The automobile was the economic symbol of the 1920s. Annual production rose from
1.5 million cars in 1921 to 4.8 million in 1929. By 1930, 60 percent of America’s families owned an automobile (see Table 22.1). One consequence of the automobile was the great construction boom of the 1920s. The automobile changed the location of residences, portending the heyday of suburbia. The automobile combined travel with entertainment and spotted the countryside with motels, hot dog stands, road signs, and gas stations. This remaking of the American landscape was largely unplanned and unregulated by government. As shown by Alexander Field (1992), it also left a residual of legal tangles that made recovery from the depression more difficult in the late 1930s.
The automobile also enlarged the demands on government for paved roads, as automobile clubs and especially farmers pressed for assistance to get out of the mud.
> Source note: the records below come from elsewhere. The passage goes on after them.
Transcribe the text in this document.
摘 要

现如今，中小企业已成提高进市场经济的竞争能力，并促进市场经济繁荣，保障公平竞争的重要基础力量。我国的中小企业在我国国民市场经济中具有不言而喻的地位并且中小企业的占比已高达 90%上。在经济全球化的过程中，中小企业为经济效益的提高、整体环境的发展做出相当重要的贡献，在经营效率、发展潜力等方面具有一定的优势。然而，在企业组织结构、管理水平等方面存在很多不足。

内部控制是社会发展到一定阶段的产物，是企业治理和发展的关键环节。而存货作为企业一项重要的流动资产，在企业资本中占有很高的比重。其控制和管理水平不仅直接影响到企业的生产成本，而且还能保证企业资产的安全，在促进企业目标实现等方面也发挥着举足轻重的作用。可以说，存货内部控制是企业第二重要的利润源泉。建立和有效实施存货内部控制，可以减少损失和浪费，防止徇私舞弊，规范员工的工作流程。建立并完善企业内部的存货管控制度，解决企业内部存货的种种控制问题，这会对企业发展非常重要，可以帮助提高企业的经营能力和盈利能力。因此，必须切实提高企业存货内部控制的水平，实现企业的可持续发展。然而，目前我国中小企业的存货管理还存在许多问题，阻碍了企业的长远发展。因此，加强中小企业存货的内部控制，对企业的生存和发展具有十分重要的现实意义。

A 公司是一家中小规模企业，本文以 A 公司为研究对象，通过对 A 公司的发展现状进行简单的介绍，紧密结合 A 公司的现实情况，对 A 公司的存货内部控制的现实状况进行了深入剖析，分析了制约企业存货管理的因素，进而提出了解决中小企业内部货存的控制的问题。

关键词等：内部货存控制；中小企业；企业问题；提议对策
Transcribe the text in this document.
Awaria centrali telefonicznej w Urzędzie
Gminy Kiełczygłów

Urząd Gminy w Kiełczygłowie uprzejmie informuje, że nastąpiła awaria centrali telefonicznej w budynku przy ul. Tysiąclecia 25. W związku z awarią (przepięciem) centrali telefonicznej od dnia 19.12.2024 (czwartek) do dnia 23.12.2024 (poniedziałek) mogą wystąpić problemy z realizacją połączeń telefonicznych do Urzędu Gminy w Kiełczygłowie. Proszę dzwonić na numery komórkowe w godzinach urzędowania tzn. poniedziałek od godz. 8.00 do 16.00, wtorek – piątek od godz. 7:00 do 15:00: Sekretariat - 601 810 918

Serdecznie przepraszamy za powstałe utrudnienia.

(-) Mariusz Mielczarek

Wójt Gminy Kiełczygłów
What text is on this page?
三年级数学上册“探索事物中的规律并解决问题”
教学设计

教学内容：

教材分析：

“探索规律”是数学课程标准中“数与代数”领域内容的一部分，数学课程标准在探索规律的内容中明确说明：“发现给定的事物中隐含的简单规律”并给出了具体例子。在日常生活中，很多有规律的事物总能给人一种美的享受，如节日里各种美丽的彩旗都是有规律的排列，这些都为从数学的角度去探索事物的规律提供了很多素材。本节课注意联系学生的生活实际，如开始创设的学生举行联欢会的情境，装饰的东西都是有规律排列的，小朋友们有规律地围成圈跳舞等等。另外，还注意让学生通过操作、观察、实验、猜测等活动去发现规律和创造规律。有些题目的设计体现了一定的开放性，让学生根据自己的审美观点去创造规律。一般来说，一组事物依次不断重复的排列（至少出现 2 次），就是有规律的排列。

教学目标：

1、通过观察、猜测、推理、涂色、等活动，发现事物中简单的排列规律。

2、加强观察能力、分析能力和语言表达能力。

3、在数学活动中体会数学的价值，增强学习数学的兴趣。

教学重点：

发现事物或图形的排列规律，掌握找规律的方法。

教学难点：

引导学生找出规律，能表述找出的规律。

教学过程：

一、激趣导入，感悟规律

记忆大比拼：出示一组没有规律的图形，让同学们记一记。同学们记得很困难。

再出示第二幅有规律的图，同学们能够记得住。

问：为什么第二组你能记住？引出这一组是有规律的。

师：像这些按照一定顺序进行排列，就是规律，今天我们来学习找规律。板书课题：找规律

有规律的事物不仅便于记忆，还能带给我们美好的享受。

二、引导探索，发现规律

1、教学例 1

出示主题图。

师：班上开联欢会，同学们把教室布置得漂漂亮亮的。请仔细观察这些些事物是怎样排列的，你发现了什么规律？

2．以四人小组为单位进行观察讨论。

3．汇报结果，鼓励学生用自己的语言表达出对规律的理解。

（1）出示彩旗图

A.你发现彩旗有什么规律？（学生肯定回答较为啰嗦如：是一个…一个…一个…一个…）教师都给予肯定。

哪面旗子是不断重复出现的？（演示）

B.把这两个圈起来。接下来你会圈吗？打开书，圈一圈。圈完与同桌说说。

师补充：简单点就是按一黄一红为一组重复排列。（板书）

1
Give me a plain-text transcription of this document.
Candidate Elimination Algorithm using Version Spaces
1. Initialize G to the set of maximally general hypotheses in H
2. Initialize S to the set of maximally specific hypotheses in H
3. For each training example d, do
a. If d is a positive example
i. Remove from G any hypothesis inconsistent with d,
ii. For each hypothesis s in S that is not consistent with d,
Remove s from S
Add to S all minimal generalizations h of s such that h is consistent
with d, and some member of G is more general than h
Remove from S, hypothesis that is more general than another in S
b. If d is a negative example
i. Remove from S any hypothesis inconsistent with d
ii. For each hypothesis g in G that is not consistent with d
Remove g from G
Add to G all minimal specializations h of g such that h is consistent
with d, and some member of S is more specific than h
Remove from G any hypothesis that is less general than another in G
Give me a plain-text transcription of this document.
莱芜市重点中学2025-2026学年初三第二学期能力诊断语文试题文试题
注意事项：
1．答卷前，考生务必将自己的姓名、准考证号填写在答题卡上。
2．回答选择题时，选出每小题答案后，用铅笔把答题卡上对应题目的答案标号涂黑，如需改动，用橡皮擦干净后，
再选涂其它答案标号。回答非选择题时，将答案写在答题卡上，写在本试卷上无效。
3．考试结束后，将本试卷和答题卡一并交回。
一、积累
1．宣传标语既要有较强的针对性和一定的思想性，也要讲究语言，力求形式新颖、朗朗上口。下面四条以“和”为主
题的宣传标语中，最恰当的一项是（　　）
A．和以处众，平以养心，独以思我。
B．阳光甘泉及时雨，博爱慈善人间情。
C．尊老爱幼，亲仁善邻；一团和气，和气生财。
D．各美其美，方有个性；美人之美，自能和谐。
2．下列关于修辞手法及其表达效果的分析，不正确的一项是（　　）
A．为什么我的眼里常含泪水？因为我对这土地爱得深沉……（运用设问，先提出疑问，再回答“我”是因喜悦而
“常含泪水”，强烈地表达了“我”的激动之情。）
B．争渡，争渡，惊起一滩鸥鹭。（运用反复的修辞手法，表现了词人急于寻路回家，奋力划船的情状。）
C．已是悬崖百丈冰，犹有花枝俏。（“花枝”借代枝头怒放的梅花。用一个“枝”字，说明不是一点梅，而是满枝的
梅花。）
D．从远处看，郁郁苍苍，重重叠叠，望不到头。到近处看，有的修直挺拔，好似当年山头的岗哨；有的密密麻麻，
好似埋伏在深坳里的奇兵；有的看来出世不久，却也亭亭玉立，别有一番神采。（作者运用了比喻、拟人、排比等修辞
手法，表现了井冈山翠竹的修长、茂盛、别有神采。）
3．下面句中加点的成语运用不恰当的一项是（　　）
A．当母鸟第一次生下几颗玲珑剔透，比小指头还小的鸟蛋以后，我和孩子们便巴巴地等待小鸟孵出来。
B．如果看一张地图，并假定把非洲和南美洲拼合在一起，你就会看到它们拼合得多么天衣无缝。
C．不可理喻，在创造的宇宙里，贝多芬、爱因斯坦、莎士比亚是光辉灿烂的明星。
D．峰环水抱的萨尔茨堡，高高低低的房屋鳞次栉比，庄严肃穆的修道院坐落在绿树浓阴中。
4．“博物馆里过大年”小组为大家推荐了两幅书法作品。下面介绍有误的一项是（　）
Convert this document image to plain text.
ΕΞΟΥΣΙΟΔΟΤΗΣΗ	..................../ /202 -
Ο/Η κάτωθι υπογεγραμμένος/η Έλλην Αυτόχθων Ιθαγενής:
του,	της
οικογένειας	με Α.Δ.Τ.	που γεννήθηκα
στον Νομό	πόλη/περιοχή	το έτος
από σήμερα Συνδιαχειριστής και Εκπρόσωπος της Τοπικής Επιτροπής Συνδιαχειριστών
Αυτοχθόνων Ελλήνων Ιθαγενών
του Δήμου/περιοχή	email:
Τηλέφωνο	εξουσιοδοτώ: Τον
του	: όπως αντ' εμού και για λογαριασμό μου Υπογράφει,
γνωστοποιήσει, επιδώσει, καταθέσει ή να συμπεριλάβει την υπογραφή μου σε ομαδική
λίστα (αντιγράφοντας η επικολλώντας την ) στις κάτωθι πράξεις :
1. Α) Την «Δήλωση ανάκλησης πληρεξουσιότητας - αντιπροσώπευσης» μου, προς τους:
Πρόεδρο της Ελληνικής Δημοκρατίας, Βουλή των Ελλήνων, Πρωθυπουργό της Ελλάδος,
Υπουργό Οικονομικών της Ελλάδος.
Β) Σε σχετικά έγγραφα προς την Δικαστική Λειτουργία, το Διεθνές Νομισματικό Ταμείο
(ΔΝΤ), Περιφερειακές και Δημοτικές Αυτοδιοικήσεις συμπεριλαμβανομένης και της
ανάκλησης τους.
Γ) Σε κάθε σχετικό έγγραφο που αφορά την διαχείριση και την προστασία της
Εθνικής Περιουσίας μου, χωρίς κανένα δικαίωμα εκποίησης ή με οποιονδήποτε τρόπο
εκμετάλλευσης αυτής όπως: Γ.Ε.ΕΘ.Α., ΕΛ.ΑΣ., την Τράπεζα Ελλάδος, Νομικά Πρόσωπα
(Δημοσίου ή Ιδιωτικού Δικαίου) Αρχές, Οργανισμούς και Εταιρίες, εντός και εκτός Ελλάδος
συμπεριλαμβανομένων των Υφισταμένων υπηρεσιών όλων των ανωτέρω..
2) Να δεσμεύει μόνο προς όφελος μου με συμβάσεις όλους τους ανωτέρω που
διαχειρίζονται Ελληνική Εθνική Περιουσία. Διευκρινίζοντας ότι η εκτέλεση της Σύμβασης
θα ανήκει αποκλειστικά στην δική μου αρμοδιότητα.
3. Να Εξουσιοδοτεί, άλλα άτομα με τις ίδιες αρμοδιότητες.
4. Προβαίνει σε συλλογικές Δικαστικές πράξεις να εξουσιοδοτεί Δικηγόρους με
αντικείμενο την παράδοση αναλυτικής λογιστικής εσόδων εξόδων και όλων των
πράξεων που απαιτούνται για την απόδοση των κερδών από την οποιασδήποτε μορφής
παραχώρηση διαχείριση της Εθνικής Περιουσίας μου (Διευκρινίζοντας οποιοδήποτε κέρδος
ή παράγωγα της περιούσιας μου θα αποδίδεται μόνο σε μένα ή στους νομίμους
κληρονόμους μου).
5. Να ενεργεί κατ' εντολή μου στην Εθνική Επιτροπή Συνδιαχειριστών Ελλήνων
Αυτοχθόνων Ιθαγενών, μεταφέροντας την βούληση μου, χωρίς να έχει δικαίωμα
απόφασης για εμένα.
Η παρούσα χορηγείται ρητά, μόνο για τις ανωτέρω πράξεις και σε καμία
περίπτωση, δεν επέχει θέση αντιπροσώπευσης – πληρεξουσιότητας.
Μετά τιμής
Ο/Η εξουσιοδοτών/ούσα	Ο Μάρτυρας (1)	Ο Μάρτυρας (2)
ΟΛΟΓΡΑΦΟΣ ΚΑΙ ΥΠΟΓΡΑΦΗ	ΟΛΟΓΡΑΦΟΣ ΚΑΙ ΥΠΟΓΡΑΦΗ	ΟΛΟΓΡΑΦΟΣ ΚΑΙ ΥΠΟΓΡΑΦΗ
With the passage of the Federal Aid Road Act of 1916, the development of a nationwide highway system began. Under the act, the government committed itself to spending $75 million to build rural post roads, with the money to be expended by the Department of Agriculture over a period of five years. The national contribution was not to exceed 50 percent of the total construction cost, exclusive of bridges and other major structures, and was conditional on the organization of state highway departments with adequate personnel and sufficient equipment to initiate the work and carry out subsequent maintenance. The Federal Highway Act of 1921 amended the original law by requiring the secretary of agriculture to give preference to states that had designated a system of highways to receive federal aid. The designated system was to constitute the “primary” roads of the state and was not to exceed 7 percent of the state’s total highway mileage. Incidentally, in the Highway Act of 1921, Congress appropriated as much money for a single year’s (1922) construction as it had for all of the preceding five years.
Henry Ford began mass production of the Model T in 1908; by 1916, he was producing 2,000 per day. In the 1920s, however, the Model T lost market share to more stylish, although more expensive, competitors. Production of the Model T was discontinued in 1926.